Sign up for Meridian’s Free Newsletter, please CLICK HERE
The family of six was active, curious, and anxious for a sacred temple experience in the varied bustle of touring Europe and now France. I shared with them that good temple training was to learn to find and understand symbols and that there were many symbols of Christ in the garden. They wondered how to find them and wanted a key. I suggested that they let the children in on the game and prayerfully invite them on a symbol treasure hunt.
Then I told them this story:
Last week a couple came into the Paris Temple Visitor’s Center. He was from Portugal and had joined the church two months ago. They were both there to see the new temple and enjoy the gardens and spiritual peace. After orienting them to the model of the temple, I suggested that being taught by the Lord through symbols required that we learn this new language, the language of symbols.
After talking about the value of the scriptures in gaining this linguistic experience, he asked what else he could do. I suggested that they take a walk through the gardens looking for the twelve to fifteen symbols that some had identified in the garden. He asked for some examples. I usually give a couple, but this time felt to invite him to be prayerful and return and report. At first, he just thought I was joking. He spoke very good English, so I suggested that one man’s symbol is another’s yawn. He got my point that finding them prayerfully gave personal value to them in a way that just following someone else’s research couldn’t do and so agreed to go practice the language of symbolism.
After about an hour or so they returned displaying a long list on his phone. His list was longer than mine, but he remained puzzled and insisted that I tell him what the number nine represented. It was my turn to look puzzled. He laughed and explained that the number nine seemed to be the theme of the garden in that there were nine of so many things. I asked for an example. He pointed to the nine tall thin trees that form the first-row back drop to the Christus statue and then insisted that I tell him what nine symbolized. Searching for sources for our now joint curiosity, I suggested that the Hebrew alphabet might be a source.

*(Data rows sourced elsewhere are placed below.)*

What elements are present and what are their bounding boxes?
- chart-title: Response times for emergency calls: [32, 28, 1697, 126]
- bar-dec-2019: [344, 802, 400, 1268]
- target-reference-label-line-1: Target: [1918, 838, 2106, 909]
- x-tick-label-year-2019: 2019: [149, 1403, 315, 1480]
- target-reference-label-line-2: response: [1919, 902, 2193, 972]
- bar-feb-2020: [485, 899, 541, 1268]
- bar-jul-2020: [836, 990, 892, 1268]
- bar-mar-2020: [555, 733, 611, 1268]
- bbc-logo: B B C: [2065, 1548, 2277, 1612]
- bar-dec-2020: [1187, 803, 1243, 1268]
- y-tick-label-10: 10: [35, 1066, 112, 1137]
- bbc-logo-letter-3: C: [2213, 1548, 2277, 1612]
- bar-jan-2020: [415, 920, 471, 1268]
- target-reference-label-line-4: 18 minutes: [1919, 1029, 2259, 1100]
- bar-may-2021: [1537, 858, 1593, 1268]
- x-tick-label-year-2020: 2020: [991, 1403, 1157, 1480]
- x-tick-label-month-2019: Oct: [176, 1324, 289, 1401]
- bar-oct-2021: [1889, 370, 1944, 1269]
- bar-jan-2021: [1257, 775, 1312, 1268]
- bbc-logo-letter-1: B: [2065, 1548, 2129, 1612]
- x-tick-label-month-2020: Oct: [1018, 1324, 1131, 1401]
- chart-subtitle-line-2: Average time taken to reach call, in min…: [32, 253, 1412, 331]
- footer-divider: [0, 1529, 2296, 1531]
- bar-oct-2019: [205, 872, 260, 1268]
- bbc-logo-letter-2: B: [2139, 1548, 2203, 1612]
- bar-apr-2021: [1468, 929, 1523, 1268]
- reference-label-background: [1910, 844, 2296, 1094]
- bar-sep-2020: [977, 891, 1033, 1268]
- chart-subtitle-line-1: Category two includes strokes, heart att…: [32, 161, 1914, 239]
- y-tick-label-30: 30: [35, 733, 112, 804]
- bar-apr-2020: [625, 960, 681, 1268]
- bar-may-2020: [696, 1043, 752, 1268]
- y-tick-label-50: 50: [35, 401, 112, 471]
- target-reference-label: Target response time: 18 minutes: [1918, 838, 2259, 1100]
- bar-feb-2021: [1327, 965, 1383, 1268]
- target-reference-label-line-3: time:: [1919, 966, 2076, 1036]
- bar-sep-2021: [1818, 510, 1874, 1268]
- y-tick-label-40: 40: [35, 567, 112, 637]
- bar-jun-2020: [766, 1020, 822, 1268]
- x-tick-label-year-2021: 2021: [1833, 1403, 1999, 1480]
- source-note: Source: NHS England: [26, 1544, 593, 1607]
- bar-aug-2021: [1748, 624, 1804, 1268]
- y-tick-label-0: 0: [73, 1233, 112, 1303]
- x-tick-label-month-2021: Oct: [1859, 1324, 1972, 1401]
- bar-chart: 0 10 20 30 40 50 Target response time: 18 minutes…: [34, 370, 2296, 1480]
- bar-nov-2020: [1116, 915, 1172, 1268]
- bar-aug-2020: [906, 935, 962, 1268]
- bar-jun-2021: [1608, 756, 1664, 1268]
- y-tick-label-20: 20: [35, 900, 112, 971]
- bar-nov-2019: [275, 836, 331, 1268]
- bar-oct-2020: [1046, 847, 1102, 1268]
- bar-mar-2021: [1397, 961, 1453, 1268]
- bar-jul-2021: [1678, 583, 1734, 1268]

I had used it in an earlier Meridian article so I accessed it with my phone. I explained that each letter in the Hebrew alphabet is also a number since there are not separate characters. Then each letter/number is a small representative of a symbol, the number nine is the Teth which is an image of “the womb”. Its secondary meanings are “rebirth” and “final judgement.”
I asked him if any of the things that he found with nine fit in symbolism. His eyes, by that time were like wide saucers. “All of them fit!” He exclaimed. “Christ is the final judge and the source of rebirth. The temple is indeed the source to come for rebirth!” I agreed and began to encourage people to prayerfully go and find their own symbols in the garden. It has become a favorite temple activity, especially for parents with restless children as they go on a treasure hunt together.
It was to Adam that God first told to use symbols in teaching their children the plan of happiness including the ubiquity of intentional symbols that all bear record of Him. We swim in a sea of symbols since “All things have been created to bear record of Him.” (Moses 6:63)
During Easter Week, we watched many a wide and searching eyed child out on a symbol hunt in our Garden. They may not get to eat them like their easter egg and candy but they may be more understanding of the sacred symbols that will one day be part of their education in the divine university that is the temple!